July 4, 2015 - On Freedom

Today is a good day to think about freedom.  The dictionary says that freedom is the power or right to act, speak, or think as one wants without hindrance or restraint.  It says that freedom is the absence of subjection to foreign domination or despotic government.  It says that freedom is the state of not being imprisoned or enslaved.  That’s a tremendous definition for just one word.

How many of us have all of these things, i.e., total freedom?  I would bet not many.  Perhaps no one at all has full freedom.  Actually, it sounds almost impossible.  In America, we have the right to act, speak, and think as we want without hindrance or restraint because of the First Amendment.  But how many of us really do act, speak, and think exactly as we want?  Some of us may not because we do not wish to hurt someone else’s feelings.  Others may not because they are worried what people might think of them.  Still others may not because today’s politically correct world tells them they cannot, and they mistakenly believe it.

The freedom of the waves in Mackerel Cove.

What about the absence of subjection to foreign domination or despotic government?  Do we have that?  Perhaps we are not dominated by a foreign country, but surely their policies can affect and even sometimes dominate us.  As for a despotic government, that is a very subjective term.  Some will feel our government is very despotic; others that it is quite fair.  Perception is everything.  It’s not what something actually is, it’s what you think it is that changes everything.

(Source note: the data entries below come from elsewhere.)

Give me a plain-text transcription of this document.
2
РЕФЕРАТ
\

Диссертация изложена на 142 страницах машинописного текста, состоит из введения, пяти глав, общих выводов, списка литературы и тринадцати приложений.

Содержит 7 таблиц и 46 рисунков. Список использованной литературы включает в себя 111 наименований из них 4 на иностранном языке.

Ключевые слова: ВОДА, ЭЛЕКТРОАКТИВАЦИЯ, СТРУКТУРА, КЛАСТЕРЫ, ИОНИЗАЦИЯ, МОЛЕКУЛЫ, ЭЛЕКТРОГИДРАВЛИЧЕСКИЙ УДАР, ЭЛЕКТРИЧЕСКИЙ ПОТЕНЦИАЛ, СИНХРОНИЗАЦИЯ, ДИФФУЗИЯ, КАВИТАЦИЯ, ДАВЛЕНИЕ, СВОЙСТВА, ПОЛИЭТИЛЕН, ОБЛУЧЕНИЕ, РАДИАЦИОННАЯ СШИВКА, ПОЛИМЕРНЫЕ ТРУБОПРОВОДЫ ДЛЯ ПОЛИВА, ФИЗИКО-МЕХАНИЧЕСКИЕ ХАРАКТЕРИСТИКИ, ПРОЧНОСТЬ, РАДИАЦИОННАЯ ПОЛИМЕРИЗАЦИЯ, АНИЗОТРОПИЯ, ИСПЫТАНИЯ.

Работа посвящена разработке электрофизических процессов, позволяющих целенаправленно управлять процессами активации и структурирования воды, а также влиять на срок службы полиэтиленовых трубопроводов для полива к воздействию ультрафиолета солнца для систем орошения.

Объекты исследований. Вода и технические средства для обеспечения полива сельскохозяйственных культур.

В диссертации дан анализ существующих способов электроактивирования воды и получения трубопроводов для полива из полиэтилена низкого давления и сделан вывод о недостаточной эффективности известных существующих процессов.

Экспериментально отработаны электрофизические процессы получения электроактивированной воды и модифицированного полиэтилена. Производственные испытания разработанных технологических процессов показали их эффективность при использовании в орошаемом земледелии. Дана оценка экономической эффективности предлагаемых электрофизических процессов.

Then there’s the state of not being imprisoned or enslaved.  This one is tricky.  It is also sublime, because if you can manage this one, you have true freedom.  In 1642 Richard Lovelace, in his poem To Althea, From Prison, said “Stone walls do not a prison make, nor iron bars a cage.”  He knew that it took a lot more than that to make a prisoner, to enslave someone.  He knew that true freedom cannot ever be caged or enslaved because it is not a physical thing.

Following his lead, then, from the poem, I will say that when you can toast the health of your friends in an atmosphere of camaraderie, you have freedom.  When you give them loyalty and receive it undiluted in return, you have freedom.  When you can sing at the top of your lungs of the greatness of your society or your faith, you have freedom.  Of the stone walls and iron bars, he says, “Minds innocent and quiet take that for a hermitage.”  Perception, again.  What is prison to one person is a peaceful hermitage, a retreat, to someone else.

In the end, though, he says, “If I have freedom in my love and in my soul am free, angels alone, that soar above, enjoy such liberty.”  It is the freedom to love and be loved, to feel free in your soul, that lifts you from the vagaries of this world to the realm of the divine.

Today is Independence Day in the United States, “land of the free and home of the brave.”  There are many broken things around us that desperately need fixing, but the fact that we still can fix them speaks of freedom to me.  We can still toast the health of our friends and speak our minds, however uncomfortable that might make some people.  We have not reached the realm of the divine yet, because we are a work in progress.  I’m happy to be part of that work.